SINGAPORE - As the sale of illegal diesel makes a comeback, motor workshops are seeing commercial vehicles sputtering in with damaged fuel injectors and clogged filters.
Some are so broken that they are towed in. One workshop owner said he has seen so many such vehicles that he can literally smell the cause of the breakdowns – fuel from illegal sources, which he said has a distinctly different odour from those from regular pumps.
The vehicle owners face repair bills of at least $2,500 and days without the use of their vehicles.
CS Autolab in Sin Ming sees at least one such vehicle a month. The workshop’s owner, Mr Winson Ow, said some of these damaged vans are barely more than a year old.
At Sin Fatt Diesel Motor in Ubi, one of its mechanics pointed to a parked Toyota Hiace when asked if there were any fuel-damaged vans around. He quipped in Mandarin: “It is quite common. I am waiting for the owner of that van to decide if he wants to proceed with the repair.”
Often, the repair will include changing the vehicle’s fuel injectors and pumps, and overhauling the rest of the fuel system – a job that can take two to three days.
While smaller vans like the Peugeot Partner have four fuel injectors, larger trucks and buses can have six or more. Each injector costs around $200 to $300 before installation, and workshops would usually replace the entire set at one go.
Modern diesel engines require high quality diesel to operate properly. Contaminants like sulphur in illegal fuel lead to poorer emissions and clog up the fuel system.
Given rising fuel prices, some drivers have been turning to cheap diesels sold illegally from tanker trucks at public carparks and unbranded or “white pumps” at industrial areas.
The savings from using such fuels instead of the usual branded diesels can be as much as a dollar a litre – or more than 40 per cent. But the fuels can also wreak havoc on modern diesel engines.
Engineer and automotive writer Shreejit Changaroth said the amount of sulphur in these fuels may be higher than diesels from authorised stations, as they do not need to comply with the same quality standards.
The fuel can also be corrupted if it is poorly handled, like being stored in a tank that contains moisture.
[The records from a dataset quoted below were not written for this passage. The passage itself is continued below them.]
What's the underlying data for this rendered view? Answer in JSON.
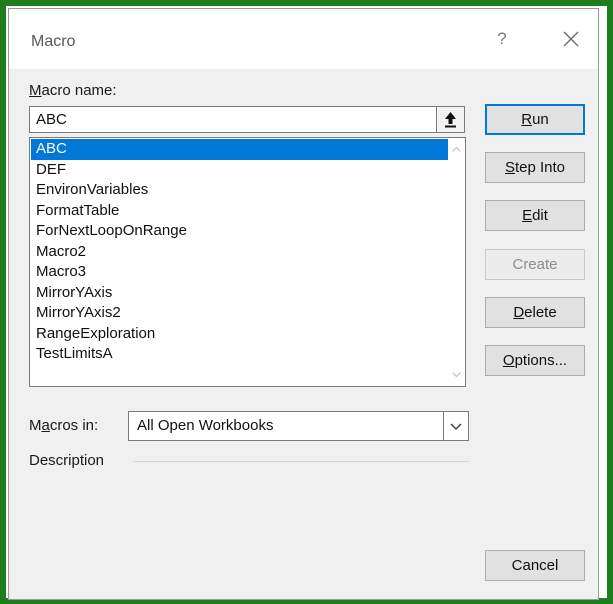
{
  "dialog": {
    "title": "Macro",
    "help_label": "?"
  },
  "macro_name": {
    "label_accel": "M",
    "label_rest": "acro name:",
    "value": "ABC"
  },
  "macros": [
    {
      "name": "ABC",
      "selected": true
    },
    {
      "name": "DEF"
    },
    {
      "name": "EnvironVariables"
    },
    {
      "name": "FormatTable"
    },
    {
      "name": "ForNextLoopOnRange"
    },
    {
      "name": "Macro2"
    },
    {
      "name": "Macro3"
    },
    {
      "name": "MirrorYAxis"
    },
    {
      "name": "MirrorYAxis2"
    },
    {
      "name": "RangeExploration"
    },
    {
      "name": "TestLimitsA"
    }
  ],
  "buttons": {
    "run": {
      "accel": "R",
      "rest": "un"
    },
    "step_into": {
      "accel": "S",
      "rest": "tep Into"
    },
    "edit": {
      "accel": "E",
      "rest": "dit"
    },
    "create": {
      "label": "Create"
    },
    "delete": {
      "accel": "D",
      "rest": "elete"
    },
    "options": {
      "accel": "O",
      "rest": "ptions..."
    },
    "cancel": {
      "label": "Cancel"
    }
  },
  "macros_in": {
    "label_pre": "M",
    "label_accel": "a",
    "label_rest": "cros in:",
    "value": "All Open Workbooks"
  },
  "description": {
    "label": "Description"
  },
  "colors": {
    "frame": "#1e7e1e",
    "selection": "#0078d7",
    "default_button_border": "#0078d7"
  }
}
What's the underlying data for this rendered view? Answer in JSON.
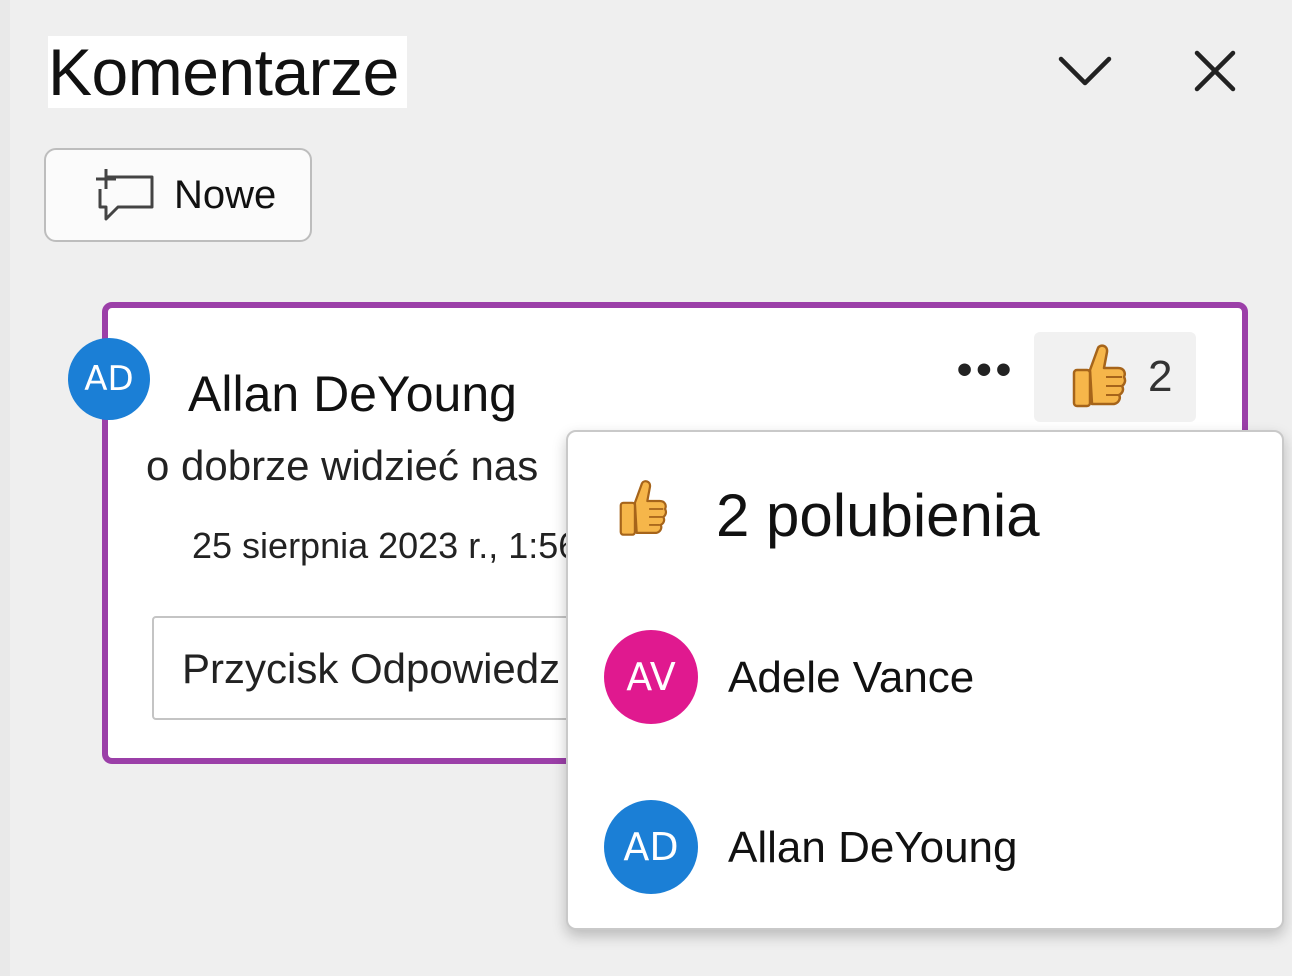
{
  "panel": {
    "title": "Komentarze",
    "collapse_icon": "chevron-down-icon",
    "close_icon": "close-icon"
  },
  "toolbar": {
    "new_label": "Nowe",
    "new_icon": "new-comment-icon"
  },
  "comment": {
    "author_initials": "AD",
    "author": "Allan DeYoung",
    "text": "o dobrze widzieć nas",
    "timestamp": "25 sierpnia 2023 r., 1:56",
    "more_label": "•••",
    "like_count": "2",
    "reply_placeholder": "Przycisk Odpowiedz",
    "colors": {
      "border": "#9b3fa8",
      "avatar": "#1b7fd6"
    }
  },
  "likes_popup": {
    "title": "2 polubienia",
    "likers": [
      {
        "initials": "AV",
        "name": "Adele Vance",
        "color": "#e0198f"
      },
      {
        "initials": "AD",
        "name": "Allan DeYoung",
        "color": "#1b7fd6"
      }
    ]
  }
}
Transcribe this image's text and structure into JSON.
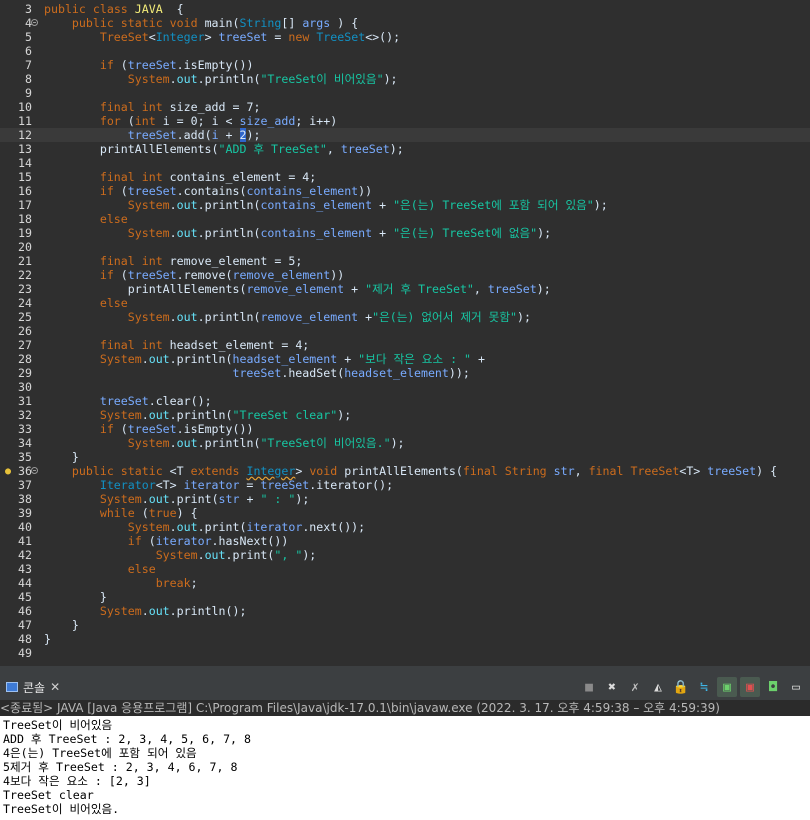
{
  "editor": {
    "line_numbers": [
      "3",
      "4",
      "5",
      "6",
      "7",
      "8",
      "9",
      "10",
      "11",
      "12",
      "13",
      "14",
      "15",
      "16",
      "17",
      "18",
      "19",
      "20",
      "21",
      "22",
      "23",
      "24",
      "25",
      "26",
      "27",
      "28",
      "29",
      "30",
      "31",
      "32",
      "33",
      "34",
      "35",
      "36",
      "37",
      "38",
      "39",
      "40",
      "41",
      "42",
      "43",
      "44",
      "45",
      "46",
      "47",
      "48",
      "49"
    ],
    "code": {
      "l3": {
        "k1": "public",
        "k2": "class",
        "cls": "JAVA",
        "rest": "  {"
      },
      "l4": {
        "k1": "public",
        "k2": "static",
        "k3": "void",
        "m": "main(",
        "t": "String",
        "b": "[] ",
        "p": "args",
        "e": " ) {"
      },
      "l5": {
        "t1": "TreeSet",
        "a": "<",
        "t2": "Integer",
        "b": "> ",
        "v": "treeSet",
        "c": " = ",
        "k": "new",
        "d": " ",
        "t3": "TreeSet",
        "e": "<>();"
      },
      "l7": {
        "k": "if",
        "a": " (",
        "v": "treeSet",
        "c": ".",
        "m": "isEmpty",
        "e": "())"
      },
      "l8": {
        "s": "System",
        "a": ".",
        "f": "out",
        "b": ".",
        "m": "println",
        "c": "(",
        "str": "\"TreeSet이 비어있음\"",
        "e": ");"
      },
      "l10": {
        "k1": "final",
        "k2": "int",
        "a": " size_add = ",
        "n": "7",
        "e": ";"
      },
      "l11": {
        "k1": "for",
        "a": " (",
        "k2": "int",
        "b": " i = ",
        "n": "0",
        "c": "; i < ",
        "v": "size_add",
        "e": "; i++)"
      },
      "l12": {
        "v": "treeSet",
        "a": ".",
        "m": "add",
        "b": "(",
        "i": "i",
        "c": " + ",
        "sel": "2",
        "e": ");"
      },
      "l13": {
        "m": "printAllElements",
        "a": "(",
        "str": "\"ADD 후 TreeSet\"",
        "b": ", ",
        "v": "treeSet",
        "e": ");"
      },
      "l15": {
        "k1": "final",
        "k2": "int",
        "a": " contains_element = ",
        "n": "4",
        "e": ";"
      },
      "l16": {
        "k": "if",
        "a": " (",
        "v": "treeSet",
        "b": ".",
        "m": "contains",
        "c": "(",
        "v2": "contains_element",
        "e": "))"
      },
      "l17": {
        "s": "System",
        "a": ".",
        "f": "out",
        "b": ".",
        "m": "println",
        "c": "(",
        "v": "contains_element",
        "d": " + ",
        "str": "\"은(는) TreeSet에 포함 되어 있음\"",
        "e": ");"
      },
      "l18": {
        "k": "else"
      },
      "l19": {
        "s": "System",
        "a": ".",
        "f": "out",
        "b": ".",
        "m": "println",
        "c": "(",
        "v": "contains_element",
        "d": " + ",
        "str": "\"은(는) TreeSet에 없음\"",
        "e": ");"
      },
      "l21": {
        "k1": "final",
        "k2": "int",
        "a": " remove_element = ",
        "n": "5",
        "e": ";"
      },
      "l22": {
        "k": "if",
        "a": " (",
        "v": "treeSet",
        "b": ".",
        "m": "remove",
        "c": "(",
        "v2": "remove_element",
        "e": "))"
      },
      "l23": {
        "m": "printAllElements",
        "a": "(",
        "v": "remove_element",
        "d": " + ",
        "str": "\"제거 후 TreeSet\"",
        "b": ", ",
        "v2": "treeSet",
        "e": ");"
      },
      "l24": {
        "k": "else"
      },
      "l25": {
        "s": "System",
        "a": ".",
        "f": "out",
        "b": ".",
        "m": "println",
        "c": "(",
        "v": "remove_element",
        "d": " +",
        "str": "\"은(는) 없어서 제거 못함\"",
        "e": ");"
      },
      "l27": {
        "k1": "final",
        "k2": "int",
        "a": " headset_element = ",
        "n": "4",
        "e": ";"
      },
      "l28": {
        "s": "System",
        "a": ".",
        "f": "out",
        "b": ".",
        "m": "println",
        "c": "(",
        "v": "headset_element",
        "d": " + ",
        "str": "\"보다 작은 요소 : \"",
        "e": " +"
      },
      "l29": {
        "v": "treeSet",
        "a": ".",
        "m": "headSet",
        "c": "(",
        "v2": "headset_element",
        "e": "));"
      },
      "l31": {
        "v": "treeSet",
        "a": ".",
        "m": "clear",
        "e": "();"
      },
      "l32": {
        "s": "System",
        "a": ".",
        "f": "out",
        "b": ".",
        "m": "println",
        "c": "(",
        "str": "\"TreeSet clear\"",
        "e": ");"
      },
      "l33": {
        "k": "if",
        "a": " (",
        "v": "treeSet",
        "c": ".",
        "m": "isEmpty",
        "e": "())"
      },
      "l34": {
        "s": "System",
        "a": ".",
        "f": "out",
        "b": ".",
        "m": "println",
        "c": "(",
        "str": "\"TreeSet이 비어있음.\"",
        "e": ");"
      },
      "l35": {
        "e": "}"
      },
      "l36": {
        "k1": "public",
        "k2": "static",
        "a": " <T ",
        "k3": "extends",
        "b": " ",
        "t": "Integer",
        "c": "> ",
        "k4": "void",
        "d": " ",
        "m": "printAllElements",
        "f": "(",
        "k5": "final",
        "g": " ",
        "t2": "String",
        "h": " ",
        "v": "str",
        "i": ", ",
        "k6": "final",
        "j": " ",
        "t3": "TreeSet",
        "l": "<T> ",
        "v2": "treeSet",
        "e": ") {"
      },
      "l37": {
        "t": "Iterator",
        "a": "<T> ",
        "v": "iterator",
        "b": " = ",
        "v2": "treeSet",
        "c": ".",
        "m": "iterator",
        "e": "();"
      },
      "l38": {
        "s": "System",
        "a": ".",
        "f": "out",
        "b": ".",
        "m": "print",
        "c": "(",
        "v": "str",
        "d": " + ",
        "str": "\" : \"",
        "e": ");"
      },
      "l39": {
        "k1": "while",
        "a": " (",
        "k2": "true",
        "e": ") {"
      },
      "l40": {
        "s": "System",
        "a": ".",
        "f": "out",
        "b": ".",
        "m": "print",
        "c": "(",
        "v": "iterator",
        "d": ".",
        "m2": "next",
        "e": "());"
      },
      "l41": {
        "k": "if",
        "a": " (",
        "v": "iterator",
        "c": ".",
        "m": "hasNext",
        "e": "())"
      },
      "l42": {
        "s": "System",
        "a": ".",
        "f": "out",
        "b": ".",
        "m": "print",
        "c": "(",
        "str": "\", \"",
        "e": ");"
      },
      "l43": {
        "k": "else"
      },
      "l44": {
        "k": "break",
        "e": ";"
      },
      "l45": {
        "e": "}"
      },
      "l46": {
        "s": "System",
        "a": ".",
        "f": "out",
        "b": ".",
        "m": "println",
        "e": "();"
      },
      "l47": {
        "e": "}"
      },
      "l48": {
        "e": "}"
      }
    }
  },
  "console": {
    "tab_label": "콘솔",
    "status": "<종료됨> JAVA [Java 응용프로그램] C:\\Program Files\\Java\\jdk-17.0.1\\bin\\javaw.exe (2022. 3. 17. 오후 4:59:38 – 오후 4:59:39)",
    "output": [
      "TreeSet이 비어있음",
      "ADD 후 TreeSet : 2, 3, 4, 5, 6, 7, 8",
      "4은(는) TreeSet에 포함 되어 있음",
      "5제거 후 TreeSet : 2, 3, 4, 6, 7, 8",
      "4보다 작은 요소 : [2, 3]",
      "TreeSet clear",
      "TreeSet이 비어있음."
    ],
    "toolbar_icons": [
      "stop-icon",
      "remove-launch-icon",
      "remove-all-launches-icon",
      "clear-console-icon",
      "scroll-lock-icon",
      "word-wrap-icon",
      "show-on-stdout-icon",
      "show-on-stderr-icon",
      "pin-console-icon",
      "display-console-icon"
    ]
  },
  "colors": {
    "editor_bg": "#2f2f2f",
    "keyword": "#cc6c1d",
    "string": "#17c6a3",
    "field": "#66e1f8",
    "method": "#a7ec21",
    "type": "#1290c3",
    "selection": "#2f65ca"
  }
}
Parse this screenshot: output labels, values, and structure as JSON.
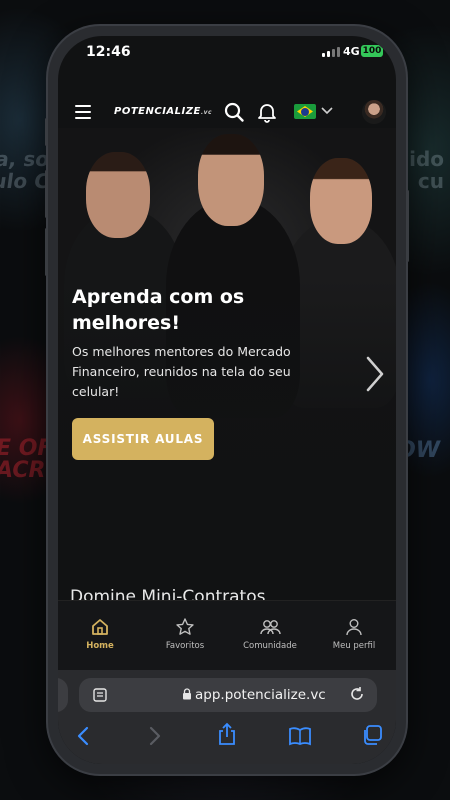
{
  "status": {
    "time": "12:46",
    "network": "4G",
    "battery": "100"
  },
  "header": {
    "logo": "POTENCIALIZE",
    "logo_suffix": ".vc"
  },
  "hero": {
    "title": "Aprenda com os melhores!",
    "subtitle": "Os melhores mentores do Mercado Financeiro, reunidos na tela do seu celular!",
    "cta_label": "ASSISTIR AULAS"
  },
  "next_section": {
    "title": "Domine Mini-Contratos"
  },
  "tabs": [
    {
      "label": "Home",
      "icon": "home-icon",
      "active": true
    },
    {
      "label": "Favoritos",
      "icon": "star-icon",
      "active": false
    },
    {
      "label": "Comunidade",
      "icon": "community-icon",
      "active": false
    },
    {
      "label": "Meu perfil",
      "icon": "profile-icon",
      "active": false
    }
  ],
  "browser": {
    "url": "app.potencialize.vc"
  },
  "background": {
    "left_text": "a, sou\nulo Co",
    "right_text": "uido\ncu",
    "left_red_text": "E OF\nACR",
    "right_blue_text": "OW"
  },
  "colors": {
    "accent": "#d4b25f",
    "background": "#111213",
    "tabbar": "#151618",
    "browser": "#2a2b2e"
  }
}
Such contaminants clog up the fuel injector nozzles, he added.
Mr David Kennedy, a technical expert who has more than 20 years of experience with various major car manufacturers, said modern fuel injector nozzles can be as fine as 0.2mm – less than the typical 0.5mm lead used in mechanical pencils.
To catch larger impurities before the fuel reaches the engine, some motor workshops install additional filters along the fuel lines.
“If the fuel quality is bad, the filters are not likely to be able to prevent engine damage,” Mr Kennedy said.